ASX gains 0.3%; Mineral Resources jumps 9%

Daily Market Update

Earnings resilience boosts ASX, Telstra’s big deal, ANZ takes on BNPL

The S&P/ASX200 (ASX: XJO) gained another 0.3% with the mining and energy sector providing a significant boost to begin the week, up 1.1 and 2.6% respectively.

Mineral Resources (ASX: MIN) was the standout gaining 9% after announcing their mothballed Wodgina lithium mine would be restarting in light of the boom in the price of the commodity in recent months.

  • Technology and the increasingly digital industrials sectors were the only detractors as concerns remain on the valuation hit of higher bond rates.

    Telstra (ASX: TLS) delivered the news of the day, gaining 2.1% after confirming they had teamed up with the Australian Government to purchase Digicel’s South Pacific telecommunications business for US$1.6 billion.

    The deal keeps the company out of Chinese hands, with Telstra contributing just US$270 million in equity, supported by a significant amount of government loans.

    The business is seen to be ‘commercially attractive’ with the government essentially underwriting the geopolitical risk.

    ANZ Bank (ASX: ANZ) has taken the opposite route to the 500 plus BNPL groups, lobbing a $100 million bid for Cashrewards (ASX: CRW).

    CRW is a membership style business offering cash back to consumers for spending on certain products but has struggled to become profitable.

    Origin sells part of AP LNG, Smart Group deal pulled by private equity

    Origin Energy (ASX: ORG) gained another 3.9% after announcing the sale of a strategic 10% stake in the Australia Pacific LNG project for $2.12 billion.

    Origin will retain 27% of the business after the deal which allows the group to crystalise an investment they have held since construction and now into operation.

    The decision de-risks their position, allows for further capital into the business and will support the expansion of their renewable energy program.
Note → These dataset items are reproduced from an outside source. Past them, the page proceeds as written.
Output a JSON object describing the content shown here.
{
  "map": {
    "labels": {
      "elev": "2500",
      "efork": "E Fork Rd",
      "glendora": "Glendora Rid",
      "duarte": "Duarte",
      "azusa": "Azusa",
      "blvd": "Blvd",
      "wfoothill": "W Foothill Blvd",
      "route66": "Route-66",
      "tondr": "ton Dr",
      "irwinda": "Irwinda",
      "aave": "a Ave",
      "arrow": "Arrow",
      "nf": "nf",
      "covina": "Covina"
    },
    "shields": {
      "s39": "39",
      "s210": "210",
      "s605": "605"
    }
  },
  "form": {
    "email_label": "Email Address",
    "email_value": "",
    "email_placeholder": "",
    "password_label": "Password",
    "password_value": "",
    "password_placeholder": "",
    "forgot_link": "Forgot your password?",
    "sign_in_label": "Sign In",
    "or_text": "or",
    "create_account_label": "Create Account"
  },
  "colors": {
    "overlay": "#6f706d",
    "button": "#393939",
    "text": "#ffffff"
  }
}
    Shares in Smart Group (ASX: SIQ) fell by more than 10% after the TPG-led private equity consortium looking to take over the business decided to reduce their offer to $9.25 per share from $10.35.

    The board rebuked the downgrade and ultimately the offer was pulled, with investors querying what they saw in the due diligence process that resulted in such a devaluation.

    Woodside (ASX: WPL) gained close to 4% after announcing they will build a $1 billion hydrogen plant in Perth in an effort to begin exporting low carbon energy.

    US markets breach all-time highs, Facebook ahead, PayPal steps back from deal

    US markets once again finished at all-time highs ahead of some 150 of the S&P’s 500 companies reporting this week.

    The Dow Jones underperformed, gaining 0.2%, with consumer discretionary and materials shares the biggest beneficiaries sending the S&P 500 and Nasdaq up 0.5 and 0.9% respectively.

    As has been the case for several years, it now appears a tax targeted at billionaires and large corporate may now have the support of Congress, with policy earmarked to support Biden’s ambitious climate and social package.

    Shares in Tesla (NYSE: TSLA) gained over 12% after hire company Hertz (PA: HTZ) announced plans to purchase 100,000 cars from the company.

    PayPal (NYSE: PYPL) also gained 3% after announcing they would not be proceeding with the offer for Pinterest (NASDAQ: PIN).